86.400
 
         O Sopro Divino espalhou vida pela face do universo, criaturas das mais diversas espécies povoaram a grande aldeia global promovendo um ambiente multicolorido de cheiros, de sons, de pensamentos e, por que não dizer: de amores.
         Dos viventes espalhados pelo Sopro, um, em especial, candidata-se ao maioral, ao perfeito, mesmo cheio de imperfeições; ao infalível, mesmo permeado de falências; esse ser é o homem.
         O bicho homem, na condição de superior, de dotado de inteligência, de sentimentos múltiplos: ódio, amor, coragem, covardia; desenvolveu um infinito arsenal de criações terrenas, dentre tantas, temos os diversos sistemas numéricos, culminando neste momento com o nascimento do meu personagem, 86.400.
         Surgido de um conjunto infinito, o dos números naturais, ele é: magnífico, esplendoroso, invencível, belo, formoso; transcende todos os limites do saber, é imponente e dominador de todas as coisas.
         O que o 86.400 é capaz de realizar, de engenhar, de materializar? É capacitado, simplesmente, para fazer todas as realizações, ele é digno de toda a nossa reverência e deferência, é uma síntese apoteótica, uma verdadeira deificação.
         O 86.400 vive perto de nós? Onde ele mora? Ele é factível?
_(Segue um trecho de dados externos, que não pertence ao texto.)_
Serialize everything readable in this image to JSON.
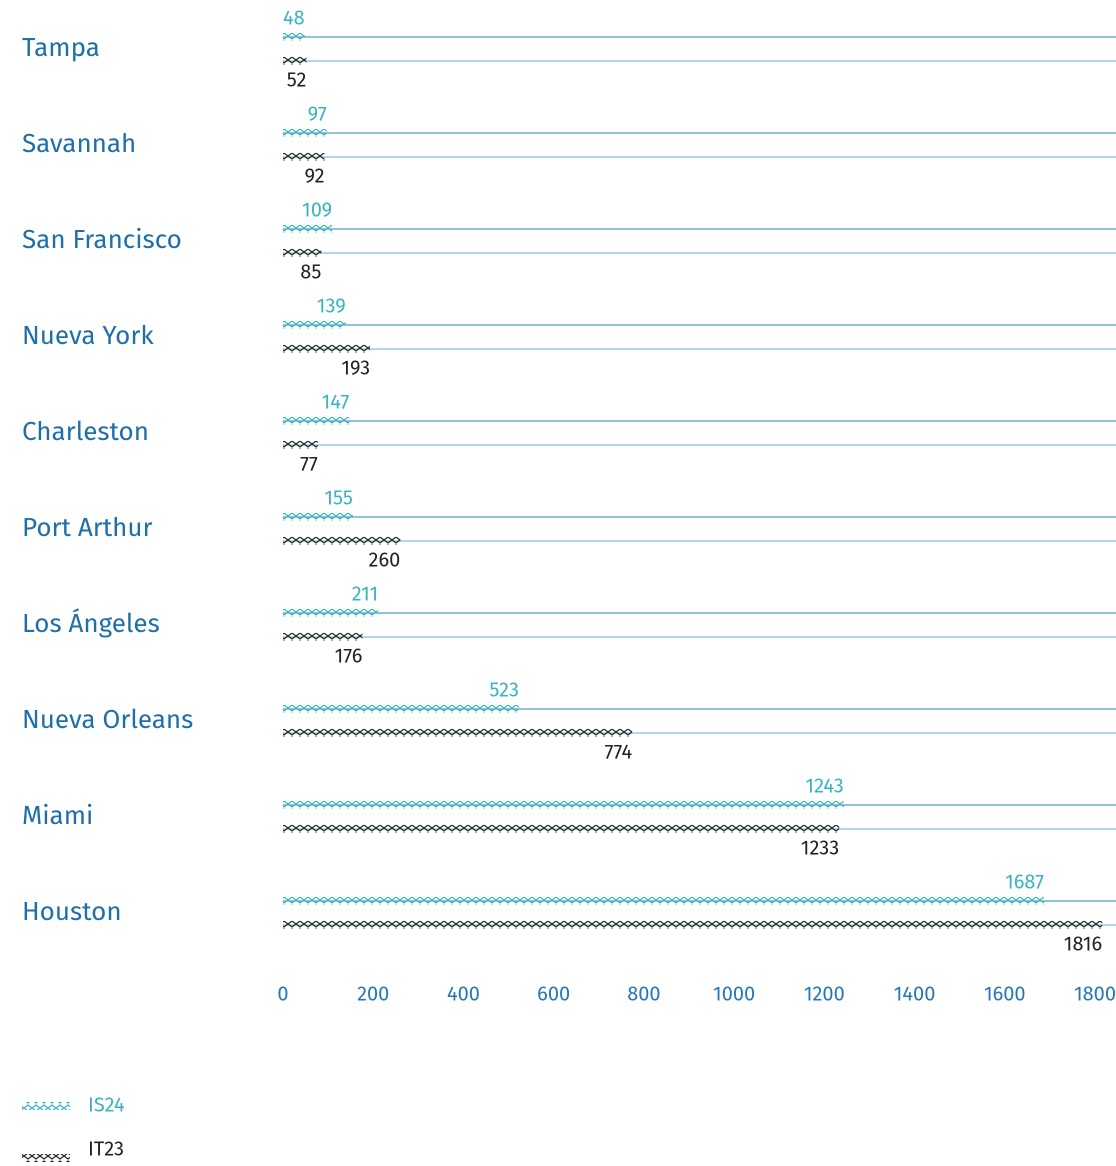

Sim, ele vive grudadinho a todos nós, humanos de todas as tribos, de todas as nações, de todos os credos, é indissociável de todas as criaturas movíveis e inamovíveis.
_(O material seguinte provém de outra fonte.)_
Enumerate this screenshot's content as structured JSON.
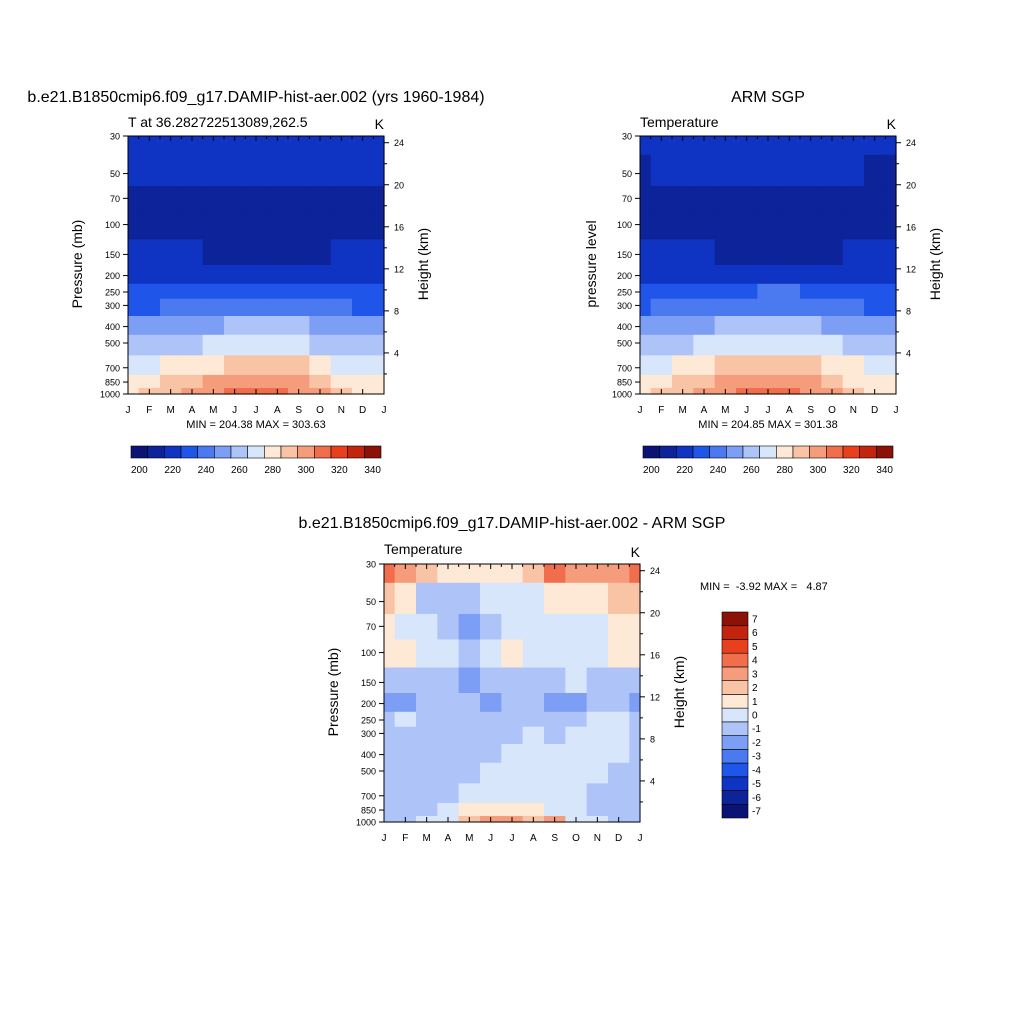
{
  "months": [
    "J",
    "F",
    "M",
    "A",
    "M",
    "J",
    "J",
    "A",
    "S",
    "O",
    "N",
    "D",
    "J"
  ],
  "palettes": {
    "temperature": [
      "#0a1474",
      "#0c239a",
      "#0f34c4",
      "#1f55e8",
      "#4a79f0",
      "#7c9ef4",
      "#aec4f8",
      "#d8e6fb",
      "#fde9d6",
      "#f9c3a5",
      "#f59c7d",
      "#f06e4c",
      "#e8401c",
      "#c3240d",
      "#8c1207"
    ],
    "difference": [
      "#0a1474",
      "#0c239a",
      "#0f34c4",
      "#1f55e8",
      "#4a79f0",
      "#7c9ef4",
      "#aec4f8",
      "#d8e6fb",
      "#fde9d6",
      "#f9c3a5",
      "#f59c7d",
      "#f06e4c",
      "#e8401c",
      "#c3240d",
      "#8c1207"
    ]
  },
  "panels": [
    {
      "id": "model",
      "main_title": "b.e21.B1850cmip6.f09_g17.DAMIP-hist-aer.002 (yrs 1960-1984)",
      "left_string": "T at 36.282722513089,262.5",
      "right_string": "K",
      "ylabel": "Pressure (mb)",
      "y2label": "Height (km)",
      "minmax": "MIN = 204.38 MAX = 303.63"
    },
    {
      "id": "obs",
      "main_title": "ARM SGP",
      "left_string": "Temperature",
      "right_string": "K",
      "ylabel": "pressure level",
      "y2label": "Height (km)",
      "minmax": "MIN = 204.85 MAX = 301.38"
    },
    {
      "id": "diff",
      "main_title": "b.e21.B1850cmip6.f09_g17.DAMIP-hist-aer.002 - ARM SGP",
      "left_string": "Temperature",
      "right_string": "K",
      "ylabel": "Pressure (mb)",
      "y2label": "Height (km)",
      "minmax": "MIN =  -3.92 MAX =   4.87"
    }
  ],
  "chart_data": [
    {
      "type": "heatmap",
      "title": "b.e21.B1850cmip6.f09_g17.DAMIP-hist-aer.002 (yrs 1960-1984)",
      "xlabel": "",
      "ylabel": "Pressure (mb)",
      "y2label": "Height (km)",
      "x_ticks": [
        "J",
        "F",
        "M",
        "A",
        "M",
        "J",
        "J",
        "A",
        "S",
        "O",
        "N",
        "D",
        "J"
      ],
      "y_ticks": [
        30,
        50,
        70,
        100,
        150,
        200,
        250,
        300,
        400,
        500,
        700,
        850,
        1000
      ],
      "y2_ticks": [
        4,
        8,
        12,
        16,
        20,
        24
      ],
      "y_scale": "log",
      "y_reversed": true,
      "colorbar_levels": [
        200,
        210,
        220,
        230,
        240,
        250,
        260,
        270,
        280,
        290,
        300,
        310,
        320,
        330,
        340
      ],
      "colorbar_labels": [
        200,
        220,
        240,
        260,
        280,
        300,
        320,
        340
      ],
      "min": 204.38,
      "max": 303.63,
      "levels": [
        30,
        50,
        70,
        100,
        150,
        200,
        250,
        300,
        400,
        500,
        700,
        850,
        1000
      ],
      "values": [
        [
          212,
          212,
          212,
          213,
          215,
          217,
          218,
          217,
          215,
          213,
          212,
          212,
          212
        ],
        [
          210,
          210,
          210,
          211,
          212,
          213,
          213,
          213,
          212,
          211,
          210,
          210,
          210
        ],
        [
          208,
          207,
          206,
          206,
          206,
          207,
          207,
          207,
          206,
          206,
          207,
          208,
          208
        ],
        [
          209,
          208,
          207,
          205,
          205,
          205,
          205,
          205,
          205,
          206,
          208,
          209,
          209
        ],
        [
          213,
          212,
          211,
          210,
          208,
          207,
          207,
          207,
          207,
          208,
          210,
          212,
          213
        ],
        [
          216,
          216,
          215,
          214,
          213,
          213,
          213,
          213,
          213,
          214,
          215,
          216,
          216
        ],
        [
          221,
          221,
          222,
          224,
          226,
          228,
          229,
          229,
          227,
          225,
          222,
          221,
          221
        ],
        [
          228,
          229,
          231,
          233,
          235,
          237,
          238,
          238,
          236,
          233,
          230,
          228,
          228
        ],
        [
          240,
          241,
          244,
          246,
          249,
          252,
          254,
          253,
          251,
          247,
          243,
          240,
          240
        ],
        [
          251,
          252,
          255,
          258,
          262,
          265,
          267,
          266,
          263,
          259,
          254,
          251,
          251
        ],
        [
          264,
          266,
          270,
          274,
          279,
          283,
          285,
          284,
          280,
          274,
          268,
          264,
          264
        ],
        [
          273,
          275,
          280,
          285,
          291,
          296,
          298,
          297,
          292,
          285,
          278,
          273,
          273
        ],
        [
          278,
          280,
          285,
          291,
          297,
          302,
          303,
          302,
          297,
          290,
          282,
          278,
          278
        ]
      ]
    },
    {
      "type": "heatmap",
      "title": "ARM SGP",
      "xlabel": "",
      "ylabel": "pressure level",
      "y2label": "Height (km)",
      "x_ticks": [
        "J",
        "F",
        "M",
        "A",
        "M",
        "J",
        "J",
        "A",
        "S",
        "O",
        "N",
        "D",
        "J"
      ],
      "y_ticks": [
        30,
        50,
        70,
        100,
        150,
        200,
        250,
        300,
        400,
        500,
        700,
        850,
        1000
      ],
      "y2_ticks": [
        4,
        8,
        12,
        16,
        20,
        24
      ],
      "y_scale": "log",
      "y_reversed": true,
      "colorbar_levels": [
        200,
        210,
        220,
        230,
        240,
        250,
        260,
        270,
        280,
        290,
        300,
        310,
        320,
        330,
        340
      ],
      "colorbar_labels": [
        200,
        220,
        240,
        260,
        280,
        300,
        320,
        340
      ],
      "min": 204.85,
      "max": 301.38,
      "levels": [
        30,
        50,
        70,
        100,
        150,
        200,
        250,
        300,
        400,
        500,
        700,
        850,
        1000
      ],
      "values": [
        [
          212,
          212,
          212,
          213,
          214,
          216,
          217,
          216,
          214,
          213,
          212,
          212,
          212
        ],
        [
          209,
          210,
          210,
          211,
          212,
          213,
          213,
          213,
          212,
          211,
          210,
          209,
          209
        ],
        [
          207,
          207,
          207,
          206,
          206,
          207,
          207,
          207,
          207,
          206,
          206,
          207,
          207
        ],
        [
          208,
          207,
          206,
          206,
          206,
          206,
          206,
          206,
          206,
          206,
          207,
          207,
          208
        ],
        [
          212,
          211,
          210,
          210,
          209,
          208,
          208,
          208,
          208,
          209,
          210,
          211,
          212
        ],
        [
          216,
          216,
          215,
          215,
          214,
          214,
          214,
          214,
          214,
          215,
          215,
          216,
          216
        ],
        [
          222,
          222,
          223,
          225,
          227,
          229,
          230,
          230,
          228,
          226,
          223,
          222,
          222
        ],
        [
          229,
          230,
          232,
          234,
          236,
          238,
          239,
          239,
          237,
          234,
          231,
          229,
          229
        ],
        [
          241,
          242,
          245,
          248,
          251,
          254,
          255,
          255,
          252,
          248,
          244,
          241,
          241
        ],
        [
          253,
          254,
          257,
          261,
          264,
          267,
          269,
          268,
          265,
          261,
          256,
          253,
          253
        ],
        [
          266,
          268,
          272,
          276,
          280,
          284,
          286,
          285,
          281,
          276,
          270,
          266,
          266
        ],
        [
          274,
          276,
          281,
          286,
          291,
          295,
          297,
          296,
          292,
          286,
          279,
          274,
          274
        ],
        [
          279,
          281,
          286,
          291,
          296,
          300,
          301,
          300,
          297,
          291,
          284,
          279,
          279
        ]
      ]
    },
    {
      "type": "heatmap",
      "title": "b.e21.B1850cmip6.f09_g17.DAMIP-hist-aer.002 - ARM SGP",
      "xlabel": "",
      "ylabel": "Pressure (mb)",
      "y2label": "Height (km)",
      "x_ticks": [
        "J",
        "F",
        "M",
        "A",
        "M",
        "J",
        "J",
        "A",
        "S",
        "O",
        "N",
        "D",
        "J"
      ],
      "y_ticks": [
        30,
        50,
        70,
        100,
        150,
        200,
        250,
        300,
        400,
        500,
        700,
        850,
        1000
      ],
      "y2_ticks": [
        4,
        8,
        12,
        16,
        20,
        24
      ],
      "y_scale": "log",
      "y_reversed": true,
      "colorbar_levels": [
        -7,
        -6,
        -5,
        -4,
        -3,
        -2,
        -1,
        0,
        1,
        2,
        3,
        4,
        5,
        6,
        7
      ],
      "colorbar_labels": [
        -7,
        -6,
        -5,
        -4,
        -3,
        -2,
        -1,
        0,
        1,
        2,
        3,
        4,
        5,
        6,
        7
      ],
      "min": -3.92,
      "max": 4.87,
      "levels": [
        30,
        50,
        70,
        100,
        150,
        200,
        250,
        300,
        400,
        500,
        700,
        850,
        1000
      ],
      "values": [
        [
          3.5,
          2.5,
          1.5,
          0.5,
          0.5,
          0.5,
          0.5,
          1.5,
          3.5,
          2.5,
          2.0,
          2.0,
          3.5
        ],
        [
          1.0,
          0.5,
          -1.5,
          -1.5,
          -1.5,
          -1.0,
          -1.0,
          -0.5,
          0.5,
          0.5,
          0.5,
          1.0,
          1.0
        ],
        [
          0.5,
          -0.5,
          -1.0,
          -1.5,
          -3.0,
          -2.0,
          -0.5,
          -1.0,
          -1.0,
          -0.5,
          -0.5,
          0.5,
          0.5
        ],
        [
          0.5,
          0.5,
          -0.5,
          -0.5,
          -1.5,
          -1.0,
          0.5,
          -0.5,
          -0.5,
          -1.0,
          -0.5,
          0.5,
          0.5
        ],
        [
          -1.5,
          -1.5,
          -1.5,
          -2.0,
          -3.0,
          -2.0,
          -1.5,
          -1.5,
          -2.0,
          -1.0,
          -1.5,
          -1.5,
          -1.5
        ],
        [
          -3.0,
          -2.5,
          -2.0,
          -2.0,
          -1.5,
          -2.5,
          -2.0,
          -2.0,
          -3.0,
          -2.5,
          -1.5,
          -2.0,
          -3.0
        ],
        [
          -1.5,
          -0.5,
          -1.5,
          -1.5,
          -2.0,
          -1.5,
          -1.5,
          -1.5,
          -1.5,
          -1.5,
          -0.5,
          -1.0,
          -1.5
        ],
        [
          -1.5,
          -1.5,
          -1.5,
          -1.5,
          -1.5,
          -1.5,
          -1.5,
          -1.0,
          -1.5,
          -0.5,
          -0.5,
          -1.0,
          -1.5
        ],
        [
          -1.5,
          -1.5,
          -1.5,
          -1.5,
          -1.5,
          -1.5,
          -1.0,
          -0.5,
          -0.5,
          -0.5,
          -1.0,
          -1.0,
          -1.5
        ],
        [
          -1.5,
          -1.5,
          -1.5,
          -1.5,
          -1.5,
          -1.0,
          -0.5,
          -0.5,
          -0.5,
          -0.5,
          -1.0,
          -1.5,
          -1.5
        ],
        [
          -1.5,
          -1.5,
          -1.5,
          -1.5,
          -1.0,
          -0.5,
          -0.5,
          -0.5,
          -0.5,
          -1.0,
          -1.5,
          -1.5,
          -1.5
        ],
        [
          -1.5,
          -1.5,
          -1.5,
          -1.0,
          0.5,
          0.5,
          0.5,
          0.5,
          -0.5,
          -1.0,
          -1.5,
          -1.5,
          -1.5
        ],
        [
          -1.5,
          -1.5,
          -1.0,
          -0.5,
          1.0,
          2.5,
          2.0,
          1.5,
          2.0,
          -0.5,
          -1.0,
          -1.5,
          -1.5
        ]
      ]
    }
  ]
}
         Ele personifica a síntese do faz tudo, de que nós não podemos desprezá-lo, magnificamente ele governa todas as nossas ações, é o governante máximo, é: tirano, republicano, parlamentarista, democrata; tem aliados em todas as rodas de pensamentos e ideologias; além de ser discente e docente de todas as faixas de estudo, desde a mais baixa até as loucuras dos corolários inéditos do doutorado.
         Como estudioso das entranhas da alma e da psique, é 10 elevada a potência enésima mais forte que Freud, sabe tudo de nossos labirintos retorcidos de nossas vontades e vaidades, além de conhecer e dominar todas as nossas crenças e religiões do mundo, possui o domínio de todas as formas de metamoforses e miscigenações, é um verdadeiro mago no trato das misturas das infinitas porções da vida.
         O meu personagem deste conto maravilhoso é tão glorioso, que se repete quase que infinitamente, diria milhares de vezes, sem, contudo, ser enfadonho, ser apático, ser inepto, ser corriqueiro, ser desprezível. 
         O 86.400 é tão especial, que de tudo que falei d’ ele até agora, vou imergir no mundo do paradoxo, da contradição, contando-lhes um segredo: ele é tudo isso que relatei até agora, mas, é também: boçal, altivo, autocrático, dominador, pois não aceita nada de diferente daquilo que ele determinar.
       Assim sendo, finalmente, apresento-lhes o 86.400!!!! Simplesmente é um número magnífico, esplendoroso, divino, que representa a quantidade de segundos que nosso Deus, Poderoso e Misericordioso, Arquiteto Maior deposita todos os dias n’uma conta bancária chamada Vida.
      Depósito esse, que nós empreendedores mundanos e terrenos e, mais ninguém sobre a face da terra, pode aplicar, pode ceder para outro humano, pode hipotecar, pode especular.
         Na condição de humanos, só temos uma opção: usá-los; usá-los intensamente com sabedoria, com maestria, com dignidade, com ética, com moral e com escrúpulos; incondicionalmente não cedendo às facilidades e benesses do mal, jamais caindo na teoria do maniqueísmo e, sim, mergulhando de forma inequívoca, retilínea e linear nos mares da sensatez, do respeito ao próximo, do instinto gregário e da dignidade humana, até porque, talvez, não sejamos merecedor de mais um depósito de 86.400.